One more “thank you” from me would not likely have made a difference to this great man.
These might be truths, but they are irrelevant.
First, it contradicts one of the core teachings of the high holidays:
That each of us is here for a purpose and with something to contribute. No act is too small.
Who is to say that my gesture of appreciation wouldn’t have made a difference to Rabbi Sacks?
The Value of Appreciation to the Recipient
More generally, who’s to say that sharing our appreciation to others isn’t our greatest contribution to the world?
In fact, sometimes thinking of our life purpose in terms of a contribution to the world might be what gets in our way.
The “world,” is vast and amorphous. No individual has the capacity to impact or change the “world.”
But each of us can — and does — impact individual people every single day. And one of the best tools we have available to us in this effort is the tool of appreciation.

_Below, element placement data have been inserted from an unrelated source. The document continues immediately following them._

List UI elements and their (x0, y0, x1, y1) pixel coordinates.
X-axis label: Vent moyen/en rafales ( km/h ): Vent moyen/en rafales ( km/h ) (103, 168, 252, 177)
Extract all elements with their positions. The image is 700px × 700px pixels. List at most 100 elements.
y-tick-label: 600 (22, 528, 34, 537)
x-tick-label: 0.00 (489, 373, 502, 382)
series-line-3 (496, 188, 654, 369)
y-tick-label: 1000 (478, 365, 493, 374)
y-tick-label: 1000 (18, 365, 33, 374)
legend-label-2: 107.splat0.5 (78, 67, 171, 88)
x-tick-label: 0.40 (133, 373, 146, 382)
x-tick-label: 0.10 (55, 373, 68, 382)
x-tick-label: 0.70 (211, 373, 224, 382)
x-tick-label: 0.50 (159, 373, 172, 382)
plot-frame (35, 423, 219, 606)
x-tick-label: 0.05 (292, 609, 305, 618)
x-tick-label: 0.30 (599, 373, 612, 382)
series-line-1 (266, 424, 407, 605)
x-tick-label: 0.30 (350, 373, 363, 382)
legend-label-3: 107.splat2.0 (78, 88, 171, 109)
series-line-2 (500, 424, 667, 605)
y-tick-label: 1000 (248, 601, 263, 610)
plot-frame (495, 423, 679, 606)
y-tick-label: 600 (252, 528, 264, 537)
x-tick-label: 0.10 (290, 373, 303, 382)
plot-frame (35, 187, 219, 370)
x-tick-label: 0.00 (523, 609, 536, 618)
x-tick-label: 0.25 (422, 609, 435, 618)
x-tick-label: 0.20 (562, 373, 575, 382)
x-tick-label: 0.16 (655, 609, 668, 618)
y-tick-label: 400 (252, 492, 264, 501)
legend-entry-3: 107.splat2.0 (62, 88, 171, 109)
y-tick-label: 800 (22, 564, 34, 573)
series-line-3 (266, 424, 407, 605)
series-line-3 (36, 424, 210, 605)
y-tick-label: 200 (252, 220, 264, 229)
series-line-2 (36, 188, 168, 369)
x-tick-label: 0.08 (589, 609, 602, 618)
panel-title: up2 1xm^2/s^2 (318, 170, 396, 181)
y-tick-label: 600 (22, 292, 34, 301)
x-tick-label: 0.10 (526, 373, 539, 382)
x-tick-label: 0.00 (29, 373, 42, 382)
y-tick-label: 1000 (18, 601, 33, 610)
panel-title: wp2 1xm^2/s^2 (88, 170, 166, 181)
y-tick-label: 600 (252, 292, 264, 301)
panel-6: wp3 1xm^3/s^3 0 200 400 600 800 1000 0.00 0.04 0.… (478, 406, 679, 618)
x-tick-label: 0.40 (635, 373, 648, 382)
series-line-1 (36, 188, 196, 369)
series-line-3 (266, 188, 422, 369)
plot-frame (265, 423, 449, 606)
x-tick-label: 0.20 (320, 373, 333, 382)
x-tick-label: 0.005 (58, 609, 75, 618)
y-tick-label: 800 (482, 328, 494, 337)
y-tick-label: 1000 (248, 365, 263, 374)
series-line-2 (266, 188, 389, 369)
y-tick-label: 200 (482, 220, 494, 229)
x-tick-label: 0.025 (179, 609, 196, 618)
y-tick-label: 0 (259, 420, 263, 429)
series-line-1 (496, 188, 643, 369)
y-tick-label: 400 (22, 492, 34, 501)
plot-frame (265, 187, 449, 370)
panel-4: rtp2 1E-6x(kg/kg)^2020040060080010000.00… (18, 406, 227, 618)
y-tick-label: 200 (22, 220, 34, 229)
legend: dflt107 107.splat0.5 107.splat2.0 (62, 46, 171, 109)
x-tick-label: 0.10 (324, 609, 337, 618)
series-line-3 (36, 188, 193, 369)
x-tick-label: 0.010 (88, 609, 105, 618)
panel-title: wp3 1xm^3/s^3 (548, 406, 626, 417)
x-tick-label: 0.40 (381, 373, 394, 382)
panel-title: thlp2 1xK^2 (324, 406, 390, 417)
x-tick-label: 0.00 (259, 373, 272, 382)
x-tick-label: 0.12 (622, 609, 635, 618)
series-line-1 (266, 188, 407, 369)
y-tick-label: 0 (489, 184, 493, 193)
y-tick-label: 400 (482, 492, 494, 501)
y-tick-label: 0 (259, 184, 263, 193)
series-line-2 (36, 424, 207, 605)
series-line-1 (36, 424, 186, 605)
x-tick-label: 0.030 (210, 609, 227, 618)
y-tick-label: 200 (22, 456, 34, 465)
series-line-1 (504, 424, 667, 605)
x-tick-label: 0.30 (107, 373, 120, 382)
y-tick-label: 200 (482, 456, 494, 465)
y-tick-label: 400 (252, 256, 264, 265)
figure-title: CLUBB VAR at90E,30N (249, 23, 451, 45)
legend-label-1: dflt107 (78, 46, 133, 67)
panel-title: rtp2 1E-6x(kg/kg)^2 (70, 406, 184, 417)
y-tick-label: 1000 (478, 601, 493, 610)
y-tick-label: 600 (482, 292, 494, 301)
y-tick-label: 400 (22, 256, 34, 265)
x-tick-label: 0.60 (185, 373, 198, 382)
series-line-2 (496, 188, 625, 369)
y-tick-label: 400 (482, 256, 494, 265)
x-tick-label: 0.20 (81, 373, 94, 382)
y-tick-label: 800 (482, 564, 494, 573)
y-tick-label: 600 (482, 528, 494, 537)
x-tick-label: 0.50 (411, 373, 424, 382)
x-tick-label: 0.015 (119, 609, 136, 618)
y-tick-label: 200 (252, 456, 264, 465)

The right expression of appreciation or support for someone’s work can give them the motivation they need to keep going in the face of doubts about whether it’s worth the struggle.
We don’t know what someone might produce absent our affirmation or appreciation.
And what they produce might be life-changing for them and for those they impact.
When a sports team wins a championship, all the coaches and trainers also receive rings, reflecting their contribution to the team victory.
We should not underestimate the value of our appreciation to others; it can be transformative for them and their contribution.
The Value of Appreciation to the Giver
Second, when we express appreciation it’s not just the recipient who is transformed.
It is also us.
I deprived myself when I failed to express my appreciation.
Something within us changes when we express our gratitude to others. There’s an alchemical process that happens internally.
Appreciation of others opens our hearts.
It helps us see the world through a wider lens.
We see more possibility, more hope.
We are infused with more faith.
Our appreciation for others changes the world because it changes us and how we see the world.
And when we see the world through this bigger lens, we interact differently with people, and that has ripple effects.